A Wilkes University biologist has received one of the National Science Foundation’s most prestigious grants – and is the first faculty member at a small liberal arts university to receive the honor.
Michael A. Steele, professor of biology and The Hilda Fenner Chair of Research Biology, has received an OPUS Award of $134,204 to complete a book synthesizing more than 25 years of his research. Steele’s research examines how acorns are dispersed in the ecosystem – principally by rodents and jays – and why dispersal is important for regeneration of forests worldwide.
The OPUS Award, which stands for Opportunities for Promoting Understanding through Synthesis, is presented by the National Science Foundation’s Division of Environmental Biology.
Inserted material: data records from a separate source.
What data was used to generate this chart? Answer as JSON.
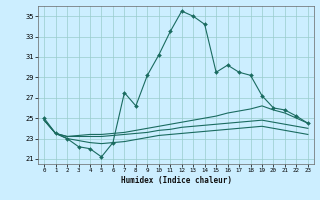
{
  "xlabel": "Humidex (Indice chaleur)",
  "bg_color": "#cceeff",
  "line_color": "#1a6b60",
  "grid_color": "#99cccc",
  "xlim": [
    -0.5,
    23.5
  ],
  "ylim": [
    20.5,
    36.0
  ],
  "yticks": [
    21,
    23,
    25,
    27,
    29,
    31,
    33,
    35
  ],
  "xticks": [
    0,
    1,
    2,
    3,
    4,
    5,
    6,
    7,
    8,
    9,
    10,
    11,
    12,
    13,
    14,
    15,
    16,
    17,
    18,
    19,
    20,
    21,
    22,
    23
  ],
  "line1_x": [
    0,
    1,
    2,
    3,
    4,
    5,
    6,
    7,
    8,
    9,
    10,
    11,
    12,
    13,
    14,
    15,
    16,
    17,
    18,
    19,
    20,
    21,
    22,
    23
  ],
  "line1_y": [
    25.0,
    23.5,
    23.0,
    22.2,
    22.0,
    21.2,
    22.6,
    27.5,
    26.2,
    29.2,
    31.2,
    33.5,
    35.5,
    35.0,
    34.2,
    29.5,
    30.2,
    29.5,
    29.2,
    27.2,
    26.0,
    25.8,
    25.2,
    24.5
  ],
  "line2_x": [
    0,
    1,
    2,
    3,
    4,
    5,
    6,
    7,
    8,
    9,
    10,
    11,
    12,
    13,
    14,
    15,
    16,
    17,
    18,
    19,
    20,
    21,
    22,
    23
  ],
  "line2_y": [
    24.8,
    23.5,
    23.2,
    23.3,
    23.4,
    23.4,
    23.5,
    23.6,
    23.8,
    24.0,
    24.2,
    24.4,
    24.6,
    24.8,
    25.0,
    25.2,
    25.5,
    25.7,
    25.9,
    26.2,
    25.8,
    25.5,
    25.0,
    24.5
  ],
  "line3_x": [
    0,
    1,
    2,
    3,
    4,
    5,
    6,
    7,
    8,
    9,
    10,
    11,
    12,
    13,
    14,
    15,
    16,
    17,
    18,
    19,
    20,
    21,
    22,
    23
  ],
  "line3_y": [
    24.8,
    23.5,
    23.2,
    23.2,
    23.2,
    23.2,
    23.3,
    23.4,
    23.5,
    23.6,
    23.8,
    23.9,
    24.1,
    24.2,
    24.3,
    24.4,
    24.5,
    24.6,
    24.7,
    24.8,
    24.6,
    24.4,
    24.2,
    24.0
  ],
  "line4_x": [
    0,
    1,
    2,
    3,
    4,
    5,
    6,
    7,
    8,
    9,
    10,
    11,
    12,
    13,
    14,
    15,
    16,
    17,
    18,
    19,
    20,
    21,
    22,
    23
  ],
  "line4_y": [
    24.8,
    23.5,
    23.0,
    22.8,
    22.6,
    22.5,
    22.6,
    22.7,
    22.9,
    23.1,
    23.3,
    23.4,
    23.5,
    23.6,
    23.7,
    23.8,
    23.9,
    24.0,
    24.1,
    24.2,
    24.0,
    23.8,
    23.6,
    23.4
  ]
}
Often awarded to mid- to late-career researchers, the awards are given to help integrate work that will produce significant insights for the scientific community. Instituted in 2013, the awards have traditionally been given to researchers at larger, research-focused institutions.
Steele is one the world’s foremost authorities on oak seed dispersal and on tree squirrels – which play a significant role in the dispersal process. His synthesis will support and promote improvements in oak forest management and conservation, especially in the context of climate change. It has important implications for understanding the lack of oak regeneration – which is a significant problem in many deciduous forests in the United States, northwest Canada, Spain, Portugal, Scotland and Costa Rica.
The book will demonstrate how animals store acorns in the ground and also how certain ecological processes prevent the recovery of some acorns, allowing them to germinate, oak seedlings to take root and forests to grow. Steele’s project will re-evaluate traditional views of seed dispersal and will demonstrate how expertise from many scientific disciplines is needed to understand the precise mechanisms of oak dispersal and why it is important for conservation of oak forests.
It also will offer new insights into how the relationship between seeds and animals who consume them drive ecological processes in forest ecosystems, including forest structure, the evolution of seed characteristics, predator/prey interactions and acorn production, which is a primary food sources for hundreds of invertebrate and vertebrate animals in many hardwood forests across the globe.